The following shifts to a scope of “SECA” which seems to include the 12.4 percent and the 2.9 percent tax and the .9 percent tax (The White Paper refers to “SECA” as including the 12.4 percent tax. See its beginning discussion of “Current Law,” p. 65). So, we don’t think the topic is limited to expanding the scope of only the 2.9 percent and .9 percent taxes. S corporation proposals are specifically discussed as follows:
“…. S corporation owners who materially participate in the trade or business would be subject to SECA taxes on their distributive shares of the business’s income to the extent that this income exceeds certain threshold amounts. The exemptions from SECA tax provided under current law for certain types of S corporation income (e.g., rents, dividends, and capital gains) would continue to apply to these types of income.”
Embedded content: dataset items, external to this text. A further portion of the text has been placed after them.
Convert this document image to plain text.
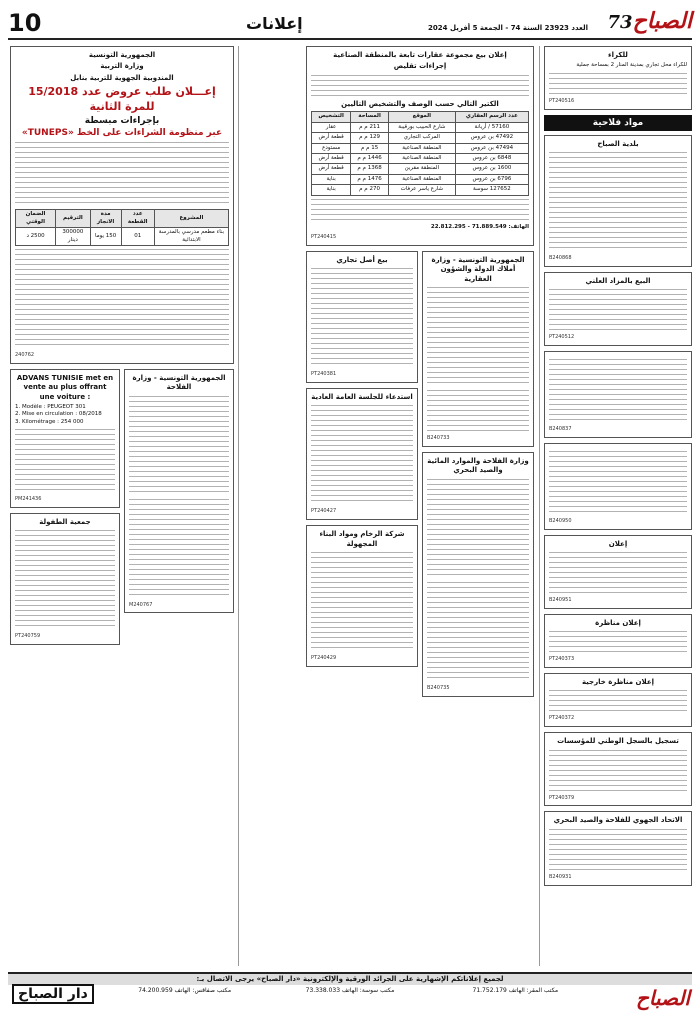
10	إعلانات	العدد 23923 السنة 74 - الجمعة 5 أفريل 2024	73الصباح
للكراء
للكراء محل تجاري بمدينة المنار 2 بمساحة جملية
PT240516
مواد فلاحية
بلدية الصباح
B240868
البيع بالمزاد العلني
PT240512
B240837
B240950
إعلان
B240951
إعلان مناظرة
PT240373
إعلان مناظرة خارجية
PT240372
تسجيل بالسجل الوطني للمؤسسات
PT240379
الاتحاد الجهوي للفلاحة والصيد البحري
B240931
إعلان بيع مجموعة عقارات تابعة بالمنطقة الصناعية
إجراءات تقليص
الكتير التالي حسب الوصف والتشخيص التاليين
عدد الرسم العقاري	الموقع	المساحة	التشخيص
57160 / أريانة	شارع الحبيب بورقيبة	211 م م	عقار
47492 بن عروس	المركب التجاري	129 م م	قطعة أرض
47494 بن عروس	المنطقة الصناعية	15 م م	مستودع
6848 بن عروس	المنطقة الصناعية	1446 م م	قطعة أرض
1600 بن عروس	المنطقة مقرين	1368 م م	قطعة أرض
6796 بن عروس	المنطقة الصناعية	1476 م م	بناية
127652 سوسة	شارع ياسر عرفات	270 م م	بناية
الهاتف: 71.889.549 - 22.812.295
PT240415
بيع أصل تجاري
PT240381
استدعاء للجلسة العامة العادية
PT240427
شركة الرخام ومواد البناء المجهولة
PT240429
الجمهورية التونسية - وزارة أملاك الدولة والشؤون العقارية
B240733
وزارة الفلاحة والموارد المائية والصيد البحري
B240735
الجمهورية التونسية
وزارة التربية
المندوبية الجهوية للتربية بنابل
إعـــلان طلب عروض عدد 15/2018 للمرة الثانية
بإجراءات مبسطة
عبر منظومة الشراءات على الخط «TUNEPS»
المشروع	عدد القطعة	مدة الانجاز	الترقيم	الضمان الوقتي
بناء مطعم مدرسي بالمدرسة الابتدائية	01	150 يوما	300000 دينار	2500 د
240762
ADVANS TUNISIE met en vente au plus offrant une voiture :
1. Modèle : PEUGEOT 301
2. Mise en circulation : 08/2018
3. Kilométrage : 254 000
PM241436
جمعية الطفولة
PT240759
الجمهورية التونسية - وزارة الفلاحة
M240767
لجميع إعلاناتكم الإشهارية على الجرائد الورقية والإلكترونية «دار الصباح» يرجى الاتصال بـ:
مكتب المقر: الهاتف 71.752.179
مكتب سوسة: الهاتف 73.338.033
مكتب صفاقس: الهاتف 74.200.959	الصباح
دار الصباح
In terms of general principles encompassing partnerships and S corporations, the Green Book basically goes on to sum ordinary business income from S corporations assuming material participation and ordinary business income from limited partnership interests and LLCs classified as partnerships assuming material participation. This is termed “potential SECA income.” The text continues as follows:
“Beginning in 2022, the additional income that would be subject to SECA tax would be the lesser of (i) the potential SECA income, and (ii) the excess over $400,000 of the sum of the potential SECA income, wage income subject to FICA under current law, and 92.35 percent of self-employment income subject to SECA tax under current law. The $400,000 threshold amount would not be indexed for inflation.”
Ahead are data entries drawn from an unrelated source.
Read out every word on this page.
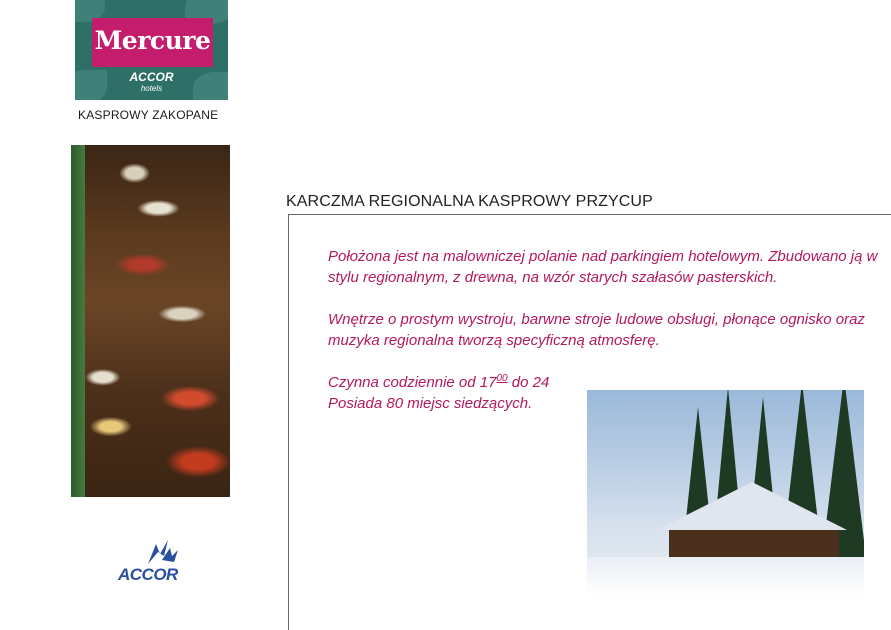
Mercure
ACCOR
hotels
KASPROWY ZAKOPANE
ACCOR
KARCZMA REGIONALNA KASPROWY PRZYCUP

Położona jest na malowniczej polanie nad parkingiem hotelowym. Zbudowano ją w stylu regionalnym, z drewna, na wzór starych szałasów pasterskich.

Wnętrze o prostym wystroju, barwne stroje ludowe obsługi, płonące ognisko oraz muzyka regionalna tworzą specyficzną atmosferę.

Czynna codziennie od $17^{00}$ do 24
Posiada 80 miejsc siedzących.
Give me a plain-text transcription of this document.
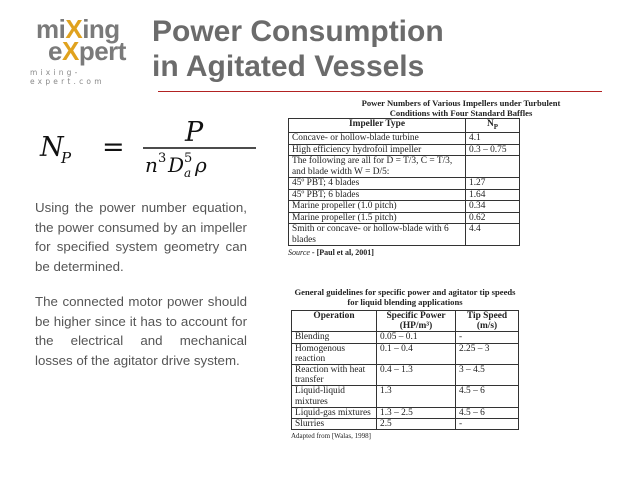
miXing
eXpert
mixing-expert.com
Power Consumption
in Agitated Vessels
N
P = P
n 3 D 5
a ρ

Using the power number equation, the power consumed by an impeller for specified system geometry can be determined.

The connected motor power should be higher since it has to account for the electrical and mechanical losses of the agitator drive system.

Power Numbers of Various Impellers under Turbulent Conditions with Four Standard Baffles
Impeller Type	$N_P$
Concave- or hollow-blade turbine	4.1
High efficiency hydrofoil impeller	0.3 – 0.75
The following are all for D = T/3, C = T/3, and blade width W = D/5:	
45º PBT; 4 blades	1.27
45º PBT; 6 blades	1.64
Marine propeller (1.0 pitch)	0.34
Marine propeller (1.5 pitch)	0.62
Smith or concave- or hollow-blade with 6 blades	4.4
Source - [Paul et al, 2001]
General guidelines for specific power and agitator tip speeds for liquid blending applications
Operation	Specific Power (HP/m³)	Tip Speed (m/s)
Blending	0.05 – 0.1	-
Homogenous reaction	0.1 – 0.4	2.25 – 3
Reaction with heat transfer	0.4 – 1.3	3 – 4.5
Liquid-liquid mixtures	1.3	4.5 – 6
Liquid-gas mixtures	1.3 – 2.5	4.5 – 6
Slurries	2.5	-
Adapted from [Walas, 1998]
The concept in our quote would seem to focus on the lesser of (i) or (ii) despite the “and” linking the clauses.The discussion goes on to basically close with a proposed effective date for years beginning after December 31, 2021.
It’s next-to-last paragraph focuses on the very important concept of “material participation.”
“Material participation standards would apply to individuals who participate in a business in which they have a direct or indirect ownership interest. Taxpayers are usually considered to materially participate in a business if they are involved in it in a regular, continuous, and substantial way. Often this means they work for the business for at least 500 hours per year. The statutory exception to SECA tax for limited partners would not exempt a limited partner from SECA tax if the limited partner otherwise materially participated.” (p. 67).
In Closing
The taxpayer’s time records here would apparently be to prove a lack of hours worked, rather than their usual role of proving hours worked. In general, there would seem to be quite a few taxpayers that could be affected by significant tax increases. The C corporation structure could also be reconsidered in this context.